Bikes can be a quandary when coming out cruising. Often car-less for the first time since age 16, many of us are inclined to believe that bikes will be essential to our very survival.
Bozo and I were no different and invested in two Montague folding mountain/multi-use bikes with knobby tires that are fine on pavement as well as more rugged terrain (Bahamian roads).How has this equipment fared?
The bikes are great. They’re a bit bulky even when folded (and our lack of folding pedals makes them more cumbersome), but at least they are real, regular sized, totally ride-able bikes when you take them out…
…which we almost never do.
Right now, they are moldering along with our car in Oriental, NC, which also happens to be where they get the most use—and where a twenty year old, $10 used banana-seater from Sears bought off Craig’s List would be just fine.
The fact is, living on the hook in the Bahamas, bikes are a total pain in the butt. To use them, you have to get them out of storage (our spare stateroom), try not to knock over anything important on the way to the back deck, load the beasts into a small dinghy, get them to shore—usually through a seaway and then up some rickety ladder—without dunking them, assemble them, ride, and then reverse the process.
Unless you can safely leave them ashore somewhere, this is the hassle you go through every single time. Soon, walking a mile or two (or hitching 10+) starts looking pretty good.
I would feel lazy except for our newfound friends, the Weeds. They had our admiration as we watched them take their bikes to shore in Black Point. Come to find out they are both experienced bike racers, yet they have since abandoned their bikes in Long Island! As in left them there, for charity.
Given, this was after riding from Salt Pond to Clarence Town and back (80 miles round trip?). Also given, they are living in close quarters on a 31-foot trimaran. But these caveats aside, I take comfort in the fact that even bike enthusiasts don’t bike long in the Bahamas.
There is good reason for this. Communities are clustered around the waterfront. The first paved road didn’t come to Great Exuma until the 1990s, so the core infrastructure (stores, restaurants, etc.) was built when people either walked or rowed—just like us cruisers! Only new businesses on the bigger islands have gone “suburban” and are sprinkled along the Queen’s Highway (that’s the name of the main road on every island) just like Route 1 back in the States. Everywhere else, there isn’t much to see after the first mile.
Plus, the roads are mostly pothole-ridden with no bike lane—except in Duncan Town, population 43, which now boasts miles of brand new pavement. Don’t worry, I can’t explain it either.

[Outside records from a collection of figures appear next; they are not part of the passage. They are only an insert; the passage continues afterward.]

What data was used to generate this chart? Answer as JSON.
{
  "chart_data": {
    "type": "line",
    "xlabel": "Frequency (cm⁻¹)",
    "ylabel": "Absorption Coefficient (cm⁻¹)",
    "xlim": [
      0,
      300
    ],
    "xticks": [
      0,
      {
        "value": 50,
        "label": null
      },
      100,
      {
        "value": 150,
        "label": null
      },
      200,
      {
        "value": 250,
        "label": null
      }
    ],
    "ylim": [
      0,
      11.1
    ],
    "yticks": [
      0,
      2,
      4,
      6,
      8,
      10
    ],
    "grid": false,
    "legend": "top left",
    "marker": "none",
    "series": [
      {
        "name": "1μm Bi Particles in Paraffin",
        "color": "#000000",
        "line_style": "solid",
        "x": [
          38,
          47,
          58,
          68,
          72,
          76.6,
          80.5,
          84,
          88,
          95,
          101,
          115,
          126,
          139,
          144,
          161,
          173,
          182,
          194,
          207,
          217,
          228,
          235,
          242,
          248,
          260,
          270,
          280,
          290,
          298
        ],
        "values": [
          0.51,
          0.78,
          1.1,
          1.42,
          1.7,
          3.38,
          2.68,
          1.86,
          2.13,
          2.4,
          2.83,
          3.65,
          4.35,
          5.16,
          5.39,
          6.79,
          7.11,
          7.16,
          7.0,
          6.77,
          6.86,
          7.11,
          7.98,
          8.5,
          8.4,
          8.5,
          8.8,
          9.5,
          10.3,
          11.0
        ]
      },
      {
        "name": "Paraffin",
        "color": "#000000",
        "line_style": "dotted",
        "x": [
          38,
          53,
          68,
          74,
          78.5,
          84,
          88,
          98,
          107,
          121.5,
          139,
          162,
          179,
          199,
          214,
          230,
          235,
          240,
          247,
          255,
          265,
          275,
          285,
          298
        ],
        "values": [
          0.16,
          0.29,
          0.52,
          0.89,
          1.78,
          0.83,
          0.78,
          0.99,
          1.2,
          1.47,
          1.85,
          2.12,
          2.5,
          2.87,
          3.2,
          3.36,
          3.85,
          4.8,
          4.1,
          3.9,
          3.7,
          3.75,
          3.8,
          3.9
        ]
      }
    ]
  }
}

You should also know that driving is a contact sport here, so bike riding soon becomes downright suicidal. The fatality rate for 2008 in the US was 1.27 deaths per 100 MILLION miles traveled. On Exuma, we’ve got less than 80 miles of road to work with, only 5000 people and we average over 3 traffic deaths per year. Sometimes folks don’t come 250 yards out of the Fish Fry before flinging themselves into a tree at 100 MPH. Seriously. Driving casualties (whether fatal or just really messing people up) are an unbelievable problem in most all communities in the Bahamas.
Admittedly, much of this happens late at night after drinking, but even daytime on the roads can be frightening. I drove behind a guy in his 80s (I know whose car this was) while he weaved between his lane, oncoming traffic, and the bush. I slowly increased my following distance to 40 car-lengths, because whatever accident he was going to be in, I didn't want any part of. And this was at ten AM on a sunny Tuesday morning.
Despite saying all of this, we do sometimes miss the Montagues. When we were in Brunswick, GA, for several weeks, shopping venues were miles out of town. Bikes would have made that trip much easier. As it was, we walked out and taxied back, doing fewer big trips (maybe every 10 days) rather than easier-to-organize, short trips the bikes would have made possible.
We also spent a month in Charleston, SC, at the city marina’s Mega Dock and enjoyed having the bikes there, as it was almost a half-mile walk just to get to shore and then several more to find the “real” town. And we like having them in North Carolina when we go there for summers.
The real difference seems to be…THE DOCK! If we can keep the bikes ready to grab and go, we use them. If it’s a huge rigamarole to get them to shore and back—especially if there’s little payoff and a high change of death or damage-we never do it.
If we were going to be at a dock more often, especially in the US, I would carry the bikes. And I definitely wouldn’t be caught dead on the 7-inch mini-wheel types. (Actually, I don’t think they’re up to most riding). The Montagues are great to ride and have held up well despite the saltwater environment and essentially no maintenance, so I can recommend them highly.
But in our reality, when at anchor in the Bahamas as we usually are, even the best bikes languish. If you've got better things for which to allocate the same space or weight, don't bother.